We got to Taos on Saturday and spent the evening at a local motel and it just so
happened that some other hikers were staying there also. We got an early start
and were at the trail head at 7:00 am. We took it easy and made numerous stops
to take pictures and shoot some video of the beautiful scenery. There were
about 30 people on the mountain on Sunday. By the time we cleared the tree line,
the clouds started to break up and we got some sunshine but the
temperatures were still kind of cool.
Around 1:00 pm we started to meet a few people who were on the way down, who had
all ready reached the summit. Most had camped and few had gotten a very early
start on the trail. Since we weren't out to break any speed records, by 2:00 pm
were just hitting 12,000 feet and we stopped for a lunch break before getting on
with the last stretch of the climb! By the time we got to Walter, we caught up
with some of the folks who had passed us on the trail earlier. I really do not
like false summits! After a short break to chat with the folks coming down from
the Wheeler summit, we decided to get moving since some rather ominous clouds
were moving in. It was exactly 3:00 pm when I plopped myself down to sign the
register. We had the summit to ourselves for about fifteen minutes before a
group of four college-age guys came dragging up to the summit. They had come up
the Williams Lake route and were totally exhausted, not to mention totally
unprepared for the cold (tee shirts and shorts) and the coming rain.

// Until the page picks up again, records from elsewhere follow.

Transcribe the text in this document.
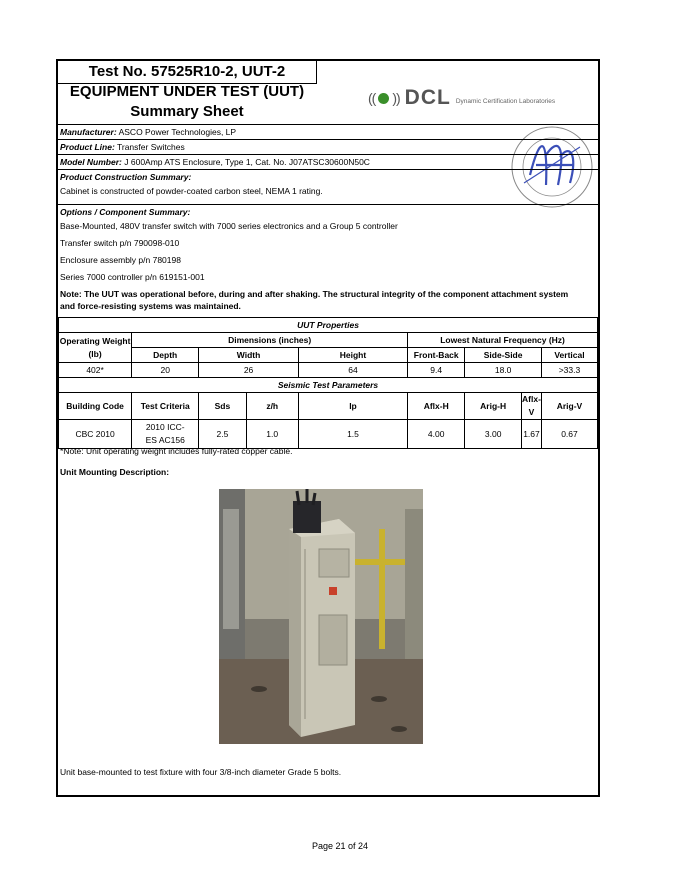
Test No. 57525R10-2, UUT-2
EQUIPMENT UNDER TEST (UUT)
Summary Sheet
(( )) DCL Dynamic Certification Laboratories
Manufacturer: ASCO Power Technologies, LP
Product Line: Transfer Switches
Model Number: J 600Amp ATS Enclosure, Type 1, Cat. No. J07ATSC30600N50C
Product Construction Summary:
Cabinet is constructed of powder-coated carbon steel, NEMA 1 rating.
Options / Component Summary:
Base-Mounted, 480V transfer switch with 7000 series electronics and a Group 5 controller
Transfer switch p/n 790098-010
Enclosure assembly p/n 780198
Series 7000 controller p/n 619151-001
Note: The UUT was operational before, during and after shaking. The structural integrity of the component attachment system and force-resisting systems was maintained.
UUT Properties								
Operating Weight (lb)	Dimensions (inches)				Lowest Natural Frequency (Hz)			
	Depth	Width		Height	Front-Back	Side-Side		Vertical
402*	20	26		64	9.4	18.0		>33.3
Seismic Test Parameters								
Building Code	Test Criteria	Sds	z/h	Ip	Aflx-H	Arig-H	Aflx-V	Arig-V
CBC 2010	2010 ICC-ES AC156	2.5	1.0	1.5	4.00	3.00	1.67	0.67
*Note: Unit operating weight includes fully-rated copper cable.
Unit Mounting Description:
Unit base-mounted to test fixture with four 3/8-inch diameter Grade 5 bolts.
Page 21 of 24
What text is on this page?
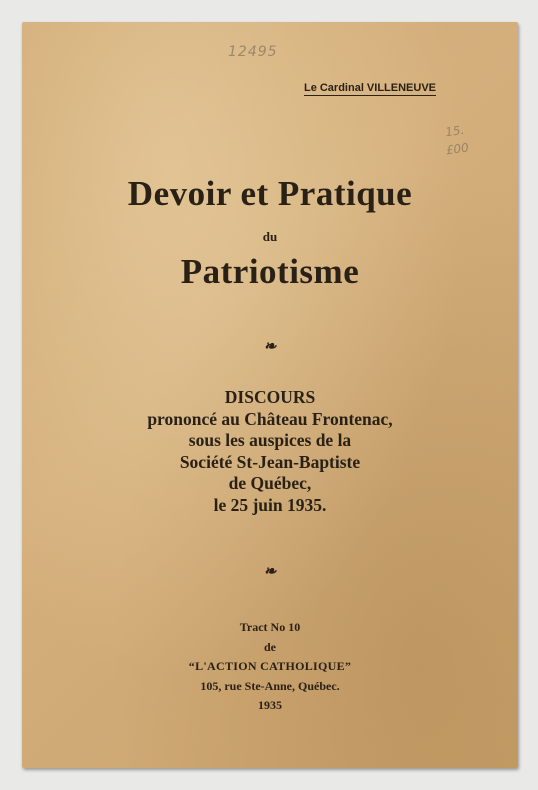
12495
15.
£00
Le Cardinal VILLENEUVE
Devoir et Pratique
du
Patriotisme
❧
DISCOURS
prononcé au Château Frontenac,
sous les auspices de la
Société St-Jean-Baptiste
de Québec,
le 25 juin 1935.
❧
Tract No 10
de
“L'ACTION CATHOLIQUE”
105, rue Ste-Anne, Québec.
1935
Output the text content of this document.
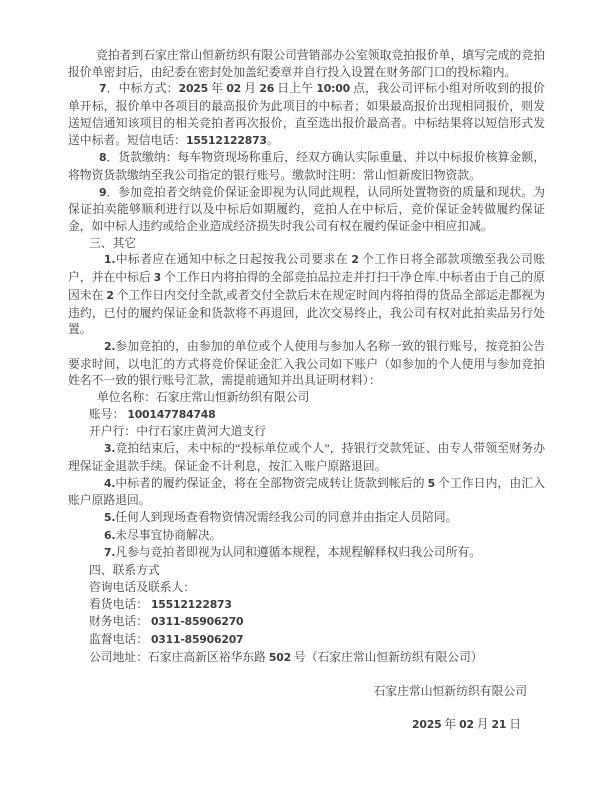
竞拍者到石家庄常山恒新纺织有限公司营销部办公室领取竞拍报价单，填写完成的竞拍报价单密封后，由纪委在密封处加盖纪委章并自行投入设置在财务部门口的投标箱内。

7．中标方式：2025 年 02 月 26 日上午 10:00 点，我公司评标小组对所收到的报价单开标，报价单中各项目的最高报价为此项目的中标者；如果最高报价出现相同报价，则发送短信通知该项目的相关竞拍者再次报价，直至选出报价最高者。中标结果将以短信形式发送中标者。短信电话：15512122873。

8．货款缴纳：每车物资现场称重后，经双方确认实际重量、并以中标报价核算金额，将物资货款缴纳至我公司指定的银行账号。缴款时注明：常山恒新废旧物资款。

9．参加竞拍者交纳竞价保证金即视为认同此规程，认同所处置物资的质量和现状。为保证拍卖能够顺利进行以及中标后如期履约，竞拍人在中标后，竞价保证金转做履约保证金，如中标人违约或给企业造成经济损失时我公司有权在履约保证金中相应扣减。

三、其它

1.中标者应在通知中标之日起按我公司要求在 2 个工作日将全部款项缴至我公司账户，并在中标后 3 个工作日内将拍得的全部竞拍品拉走并打扫干净仓库.中标者由于自己的原因未在 2 个工作日内交付全款,或者交付全款后未在规定时间内将拍得的货品全部运走都视为违约，已付的履约保证金和货款将不再退回，此次交易终止，我公司有权对此拍卖品另行处置。

2.参加竞拍的，由参加的单位或个人使用与参加人名称一致的银行账号，按竞拍公告要求时间，以电汇的方式将竞价保证金汇入我公司如下账户（如参加的个人使用与参加竞拍姓名不一致的银行账号汇款，需提前通知并出具证明材料）：

单位名称：石家庄常山恒新纺织有限公司

账号： 100147784748

开户行：中行石家庄黄河大道支行

3.竞拍结束后，未中标的“投标单位或个人”，持银行交款凭证、由专人带领至财务办理保证金退款手续。保证金不计利息，按汇入账户原路退回。

4.中标者的履约保证金，将在全部物资完成转让货款到帐后的 5 个工作日内，由汇入账户原路退回。

5.任何人到现场查看物资情况需经我公司的同意并由指定人员陪同。

6.未尽事宜协商解决。

7.凡参与竞拍者即视为认同和遵循本规程，本规程解释权归我公司所有。

四、联系方式

咨询电话及联系人：

看货电话： 15512122873

财务电话： 0311-85906270

监督电话： 0311-85906207

公司地址：石家庄高新区裕华东路 502 号（石家庄常山恒新纺织有限公司）

石家庄常山恒新纺织有限公司

2025 年 02 月 21 日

We chatted
for a few minutes and they quickly signed the registry and we left the summit
As we cleared Walter, a light rain started to fall but I was more worried about
the thunder in the distance! We made good time but, as we got to 11,000 feet,
some pretty heavy sleet started to fall but at least sleet doesn't make you too wet.

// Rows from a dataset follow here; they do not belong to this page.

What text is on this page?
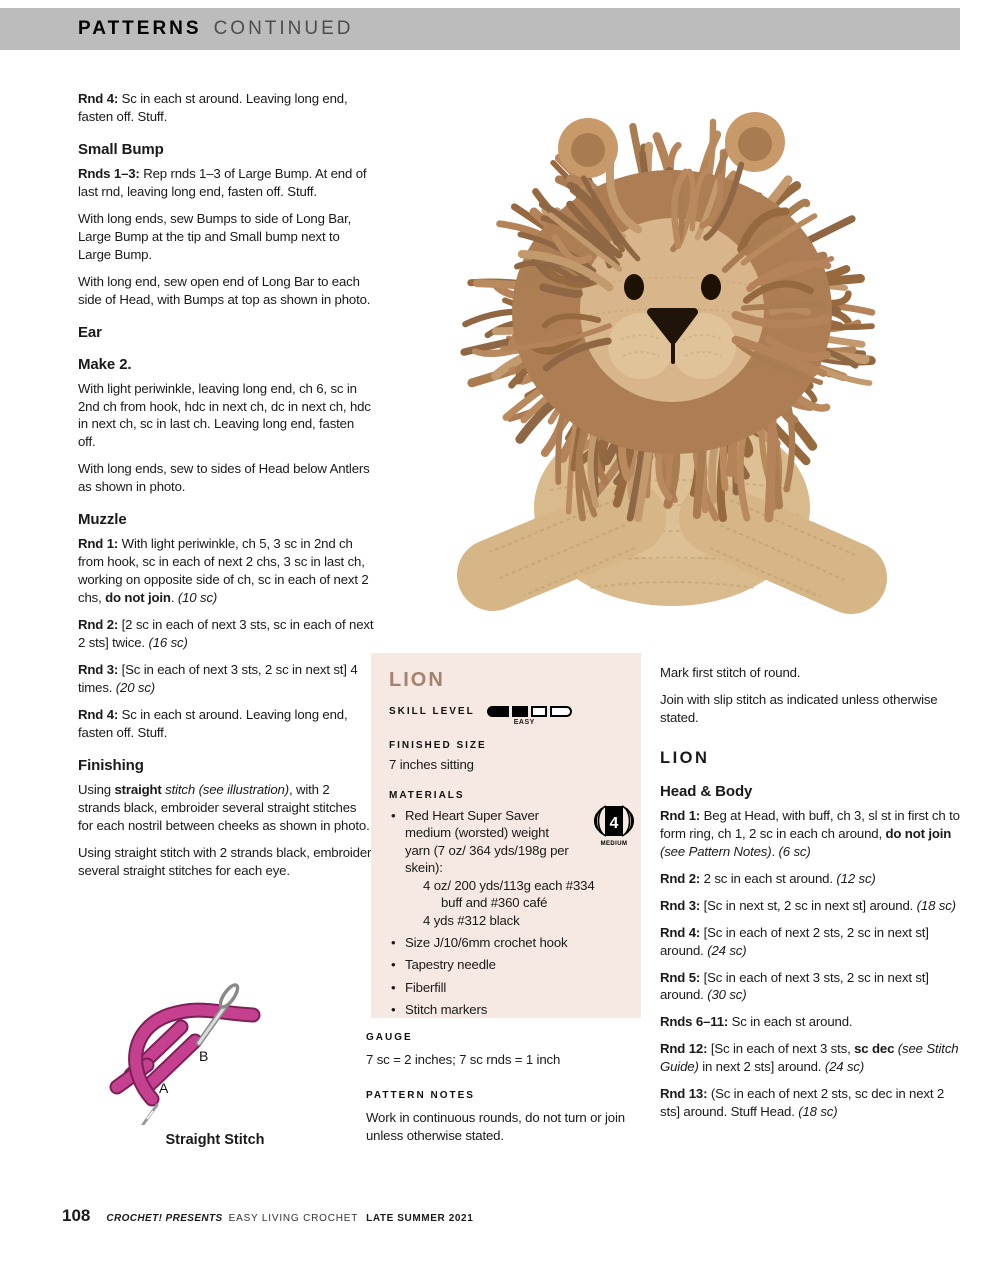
PATTERNS CONTINUED

Rnd 4: Sc in each st around. Leaving long end, fasten off. Stuff.

Small Bump

Rnds 1–3: Rep rnds 1–3 of Large Bump. At end of last rnd, leaving long end, fasten off. Stuff.

With long ends, sew Bumps to side of Long Bar, Large Bump at the tip and Small bump next to Large Bump.

With long end, sew open end of Long Bar to each side of Head, with Bumps at top as shown in photo.

Ear
Make 2.

With light periwinkle, leaving long end, ch 6, sc in 2nd ch from hook, hdc in next ch, dc in next ch, hdc in next ch, sc in last ch. Leaving long end, fasten off.

With long ends, sew to sides of Head below Antlers as shown in photo.

Muzzle

Rnd 1: With light periwinkle, ch 5, 3 sc in 2nd ch from hook, sc in each of next 2 chs, 3 sc in last ch, working on opposite side of ch, sc in each of next 2 chs, do not join. (10 sc)

Rnd 2: [2 sc in each of next 3 sts, sc in each of next 2 sts] twice. (16 sc)

Rnd 3: [Sc in each of next 3 sts, 2 sc in next st] 4 times. (20 sc)

Rnd 4: Sc in each st around. Leaving long end, fasten off. Stuff.

Finishing

Using straight stitch (see illustration), with 2 strands black, embroider several straight stitches for each nostril between cheeks as shown in photo.

Using straight stitch with 2 strands black, embroider several straight stitches for each eye.

A
B
Straight Stitch
LION
SKILL LEVEL
EASY
FINISHED SIZE

7 inches sitting

MATERIALS
• Red Heart Super Saver medium (worsted) weight yarn (7 oz/ 364 yds/198g per skein):
4 oz/ 200 yds/113g each #334
buff and #360 café
4 yds #312 black
• Size J/10/6mm crochet hook
• Tapestry needle
• Fiberfill
• Stitch markers
4
MEDIUM
GAUGE

7 sc = 2 inches; 7 sc rnds = 1 inch

PATTERN NOTES

Work in continuous rounds, do not turn or join unless otherwise stated.

Mark first stitch of round.

Join with slip stitch as indicated unless otherwise stated.

LION
Head & Body

Rnd 1: Beg at Head, with buff, ch 3, sl st in first ch to form ring, ch 1, 2 sc in each ch around, do not join (see Pattern Notes). (6 sc)

Rnd 2: 2 sc in each st around. (12 sc)

Rnd 3: [Sc in next st, 2 sc in next st] around. (18 sc)

Rnd 4: [Sc in each of next 2 sts, 2 sc in next st] around. (24 sc)

Rnd 5: [Sc in each of next 3 sts, 2 sc in next st] around. (30 sc)

Rnds 6–11: Sc in each st around.

Rnd 12: [Sc in each of next 3 sts, sc dec (see Stitch Guide) in next 2 sts] around. (24 sc)

Rnd 13: (Sc in each of next 2 sts, sc dec in next 2 sts] around. Stuff Head. (18 sc)

108 CROCHET! PRESENTS EASY LIVING CROCHET LATE SUMMER 2021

I was still thankful for the wind/water proof shell I was wearing.
By 5:00 we caught up to some of the folks that we had seen on the trail earlier.

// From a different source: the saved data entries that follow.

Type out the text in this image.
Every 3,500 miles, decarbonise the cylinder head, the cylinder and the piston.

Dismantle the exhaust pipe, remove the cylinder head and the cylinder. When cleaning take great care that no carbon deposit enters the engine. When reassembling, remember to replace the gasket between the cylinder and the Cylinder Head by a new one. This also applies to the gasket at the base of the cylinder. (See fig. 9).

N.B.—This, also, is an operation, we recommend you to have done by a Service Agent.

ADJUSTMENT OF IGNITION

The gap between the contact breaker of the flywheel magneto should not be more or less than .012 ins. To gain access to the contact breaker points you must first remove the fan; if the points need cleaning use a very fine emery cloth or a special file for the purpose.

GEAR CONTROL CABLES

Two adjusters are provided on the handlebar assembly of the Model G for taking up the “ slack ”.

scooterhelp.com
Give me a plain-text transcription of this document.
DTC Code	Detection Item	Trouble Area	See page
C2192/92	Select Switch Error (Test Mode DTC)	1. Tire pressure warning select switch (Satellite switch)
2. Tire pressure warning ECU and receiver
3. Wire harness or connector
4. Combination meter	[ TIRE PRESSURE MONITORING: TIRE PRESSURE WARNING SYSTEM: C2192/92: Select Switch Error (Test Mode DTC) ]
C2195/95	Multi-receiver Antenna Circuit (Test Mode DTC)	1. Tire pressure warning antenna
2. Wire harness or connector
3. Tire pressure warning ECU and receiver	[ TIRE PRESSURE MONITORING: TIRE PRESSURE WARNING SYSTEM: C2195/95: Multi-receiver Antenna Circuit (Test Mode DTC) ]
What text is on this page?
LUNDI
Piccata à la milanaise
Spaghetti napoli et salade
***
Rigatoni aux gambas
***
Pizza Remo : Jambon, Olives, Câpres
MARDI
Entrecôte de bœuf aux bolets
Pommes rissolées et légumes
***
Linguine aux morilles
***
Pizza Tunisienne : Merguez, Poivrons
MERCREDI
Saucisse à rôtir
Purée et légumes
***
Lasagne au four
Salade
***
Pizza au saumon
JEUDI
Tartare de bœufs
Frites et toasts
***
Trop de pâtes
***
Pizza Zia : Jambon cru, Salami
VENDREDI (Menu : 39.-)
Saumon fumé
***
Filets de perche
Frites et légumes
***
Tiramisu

It was 7:30 when we got back tot he car at the parking lot, just as a pretty
heavy rain started to fall.
The round trip, with numerous stops to take pictures, rest, catch a breath or two,
shoot some video, etc, took us 12.5 hours. As I said, we weren't trying to
break any records and we enjoyed the beautiful scenery and stopping to chat with
other hiker/climbers. I think I did pretty good for a flatlander from the Gulf Coast.
The only after effects of the climb were some sore shins and an
aggravated in-grown toenail but I did not have any problems with the altitude,
not that I wasn't stopping every few minutes to catch my breath the last couple
of hundred feet.
Wheeler is a beautiful mountain and, as a geologist, I had a wonderful time.